In the preface, you write that ultimately the goal “isn’t just to criticize [this shift], but to prepare a new cultural hegemony.” How should the Left do this?
When you’re a left-wing intellectual today, you’re on a bit on the defensive.
On the Left, people often say, “This or that person is a fascist,” which is fine — but is it enough to just say, “These ideas come from the far right,” to defeat them?
Since we’re confronted with Zemmour, one of the tasks of intellectuals is not to debate with Zemmour, because it serves no purpose. It’s not going to convince anybody who follows him, admires him, or wants to vote for him. On the other hand, what I think a certain number of historians are doing — dismantling his arguments, showing that they’re false, showing that they’re historical untruths that are from a tradition of defending Pétainisme [i.e., the Nazi-collaborationist Vichy regime of 1940–44] — is very useful because it can help convince people who might be swayed.
But there are reasons for hope. A part of the younger generation is deeply drawn to environmental questions and to feminism.
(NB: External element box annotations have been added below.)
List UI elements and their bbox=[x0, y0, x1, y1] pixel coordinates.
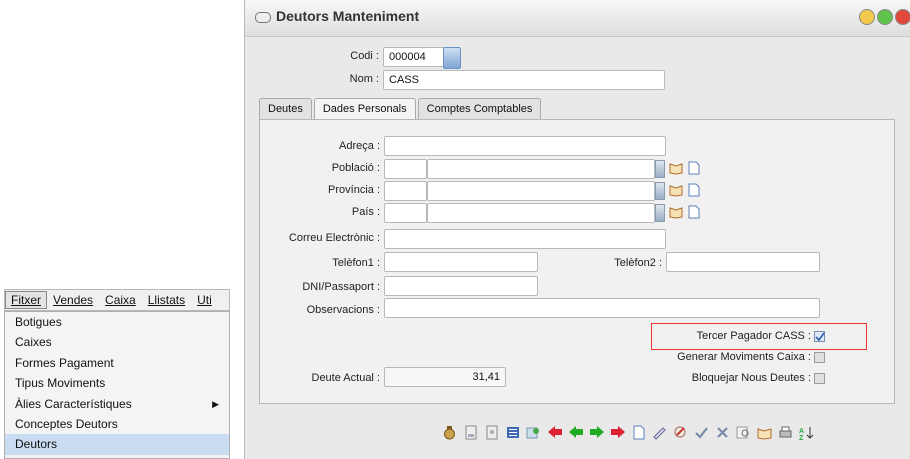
maximize-button[interactable] bbox=[877, 9, 893, 25]
pais-new-icon[interactable] bbox=[687, 205, 701, 219]
money-bag-icon[interactable] bbox=[441, 423, 458, 441]
edit-icon[interactable] bbox=[651, 423, 668, 441]
dni-label: DNI/Passaport : bbox=[302, 281, 380, 293]
adreca-field[interactable] bbox=[384, 136, 666, 156]
window-title: Deutors Manteniment bbox=[276, 8, 420, 24]
pais-book-icon[interactable] bbox=[669, 205, 683, 219]
menu-llistats[interactable]: Llistats bbox=[142, 293, 191, 307]
menu-caixa[interactable]: Caixa bbox=[99, 293, 142, 307]
observacions-field[interactable] bbox=[384, 298, 820, 318]
deutors-window: Deutors Manteniment Codi : 000004 Nom : … bbox=[244, 0, 910, 459]
nom-label: Nom : bbox=[349, 73, 379, 85]
generar-moviments-label: Generar Moviments Caixa : bbox=[677, 351, 811, 363]
page-copy-icon[interactable] bbox=[483, 423, 500, 441]
refresh-icon[interactable] bbox=[525, 423, 542, 441]
telefon1-label: Telèfon1 : bbox=[332, 257, 380, 269]
tab-deutes[interactable]: Deutes bbox=[259, 98, 312, 121]
menu-item-conceptes-deutors[interactable]: Conceptes Deutors bbox=[5, 414, 229, 434]
svg-text:A: A bbox=[799, 428, 804, 435]
list-icon[interactable] bbox=[504, 423, 521, 441]
tercer-pagador-label: Tercer Pagador CASS : bbox=[696, 330, 811, 342]
provincia-new-icon[interactable] bbox=[687, 183, 701, 197]
tools-icon[interactable] bbox=[672, 423, 689, 441]
poblacio-code-field[interactable] bbox=[384, 159, 427, 179]
menu-fitxer[interactable]: Fitxer bbox=[5, 291, 47, 309]
provincia-field[interactable] bbox=[427, 181, 655, 201]
bloquejar-checkbox[interactable] bbox=[814, 373, 825, 384]
observacions-label: Observacions : bbox=[306, 304, 380, 316]
codi-label: Codi : bbox=[350, 50, 379, 62]
close-button[interactable] bbox=[895, 9, 910, 25]
last-arrow-icon[interactable] bbox=[609, 423, 626, 441]
tab-strip: Deutes Dades Personals Comptes Comptable… bbox=[259, 98, 543, 122]
generar-moviments-checkbox[interactable] bbox=[814, 352, 825, 363]
dades-personals-panel: Adreça : Població : Província : País : C… bbox=[259, 119, 895, 404]
print-icon[interactable] bbox=[777, 423, 794, 441]
provincia-label: Província : bbox=[328, 184, 380, 196]
menu-item-deutors[interactable]: Deutors bbox=[5, 434, 229, 455]
codi-field[interactable]: 000004 bbox=[383, 47, 445, 67]
telefon1-field[interactable] bbox=[384, 252, 538, 272]
menu-item-caixes[interactable]: Caixes bbox=[5, 332, 229, 352]
confirm-icon[interactable] bbox=[693, 423, 710, 441]
deute-actual-field: 31,41 bbox=[384, 367, 506, 387]
correu-field[interactable] bbox=[384, 229, 666, 249]
nom-field[interactable]: CASS bbox=[383, 70, 665, 90]
first-record-icon[interactable] bbox=[462, 423, 479, 441]
provincia-book-icon[interactable] bbox=[669, 183, 683, 197]
poblacio-book-icon[interactable] bbox=[669, 161, 683, 175]
minimize-button[interactable] bbox=[859, 9, 875, 25]
submenu-arrow-icon: ▶ bbox=[212, 398, 219, 409]
window-pill-icon[interactable] bbox=[255, 12, 271, 23]
book-icon[interactable] bbox=[756, 423, 773, 441]
fitxer-dropdown: Botigues Caixes Formes Pagament Tipus Mo… bbox=[4, 311, 230, 459]
correu-label: Correu Electrònic : bbox=[288, 232, 380, 244]
cancel-icon[interactable] bbox=[714, 423, 731, 441]
telefon2-label: Telèfon2 : bbox=[614, 257, 662, 269]
first-arrow-icon[interactable] bbox=[546, 423, 563, 441]
deute-actual-label: Deute Actual : bbox=[311, 372, 381, 384]
provincia-code-field[interactable] bbox=[384, 181, 427, 201]
menu-item-botigues[interactable]: Botigues bbox=[5, 312, 229, 332]
menu-utilitats[interactable]: Uti bbox=[191, 293, 218, 307]
next-arrow-icon[interactable] bbox=[588, 423, 605, 441]
search-icon[interactable] bbox=[735, 423, 752, 441]
bloquejar-label: Bloquejar Nous Deutes : bbox=[691, 372, 811, 384]
tab-comptes-comptables[interactable]: Comptes Comptables bbox=[417, 98, 542, 121]
poblacio-new-icon[interactable] bbox=[687, 161, 701, 175]
pais-field[interactable] bbox=[427, 203, 655, 223]
record-toolbar: AZ bbox=[441, 420, 815, 444]
adreca-label: Adreça : bbox=[339, 140, 380, 152]
menu-item-tipus-moviments[interactable]: Tipus Moviments bbox=[5, 373, 229, 393]
tercer-pagador-checkbox[interactable] bbox=[814, 331, 825, 342]
sort-icon[interactable]: AZ bbox=[798, 423, 815, 441]
window-titlebar: Deutors Manteniment bbox=[245, 0, 910, 37]
prev-arrow-icon[interactable] bbox=[567, 423, 584, 441]
dni-field[interactable] bbox=[384, 276, 538, 296]
poblacio-label: Població : bbox=[331, 162, 380, 174]
menu-item-alies-caracteristiques[interactable]: Àlies Característiques ▶ bbox=[5, 394, 229, 414]
telefon2-field[interactable] bbox=[666, 252, 820, 272]
menu-bar: Fitxer Vendes Caixa Llistats Uti bbox=[4, 289, 230, 311]
poblacio-spinner[interactable] bbox=[655, 160, 665, 178]
menu-item-formes-pagament[interactable]: Formes Pagament bbox=[5, 353, 229, 373]
menu-vendes[interactable]: Vendes bbox=[47, 293, 99, 307]
pais-code-field[interactable] bbox=[384, 203, 427, 223]
svg-text:Z: Z bbox=[799, 435, 804, 440]
codi-lookup-button[interactable] bbox=[443, 47, 461, 69]
new-icon[interactable] bbox=[630, 423, 647, 441]
poblacio-field[interactable] bbox=[427, 159, 655, 179]
pais-label: País : bbox=[351, 206, 380, 218]
provincia-spinner[interactable] bbox=[655, 182, 665, 200]
pais-spinner[interactable] bbox=[655, 204, 665, 222]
If there’s going to be a reconstruction of the Left, it’ll be led by these younger generations who have a much more determined discourse than their elders.
It’s also important to say that when you do well-done opinion studies — not polls — you find that a large swath of French people believe in redistribution, more horizontality in power. In other words, most don’t believe in the reactionary discourse that we’re talking about. At the moment, they’re not finding anyone in the political marketplace who can represent their aspirations.
That’s the bigger problem today in France. There’s lots of intelligent people interested in politics, who choose not to vote or who decide not to register, because they can’t find a candidate who stands for them. Elections are driven by people who are the most registered and who vote the most — which is to say older people, who are in general also more right-wing.
The demand’s there, but there’s no supply?
A part of the demand is there. I’m borrowing from Vincent Tiberj who’s worked a lot on this. Part of the public opinion is very conservative and xenophobic. That certainly exists. But a demand for more equality, more horizontality, more redistribution, and a defense of the welfare state exists, too. The problem is it can’t find organized form yet.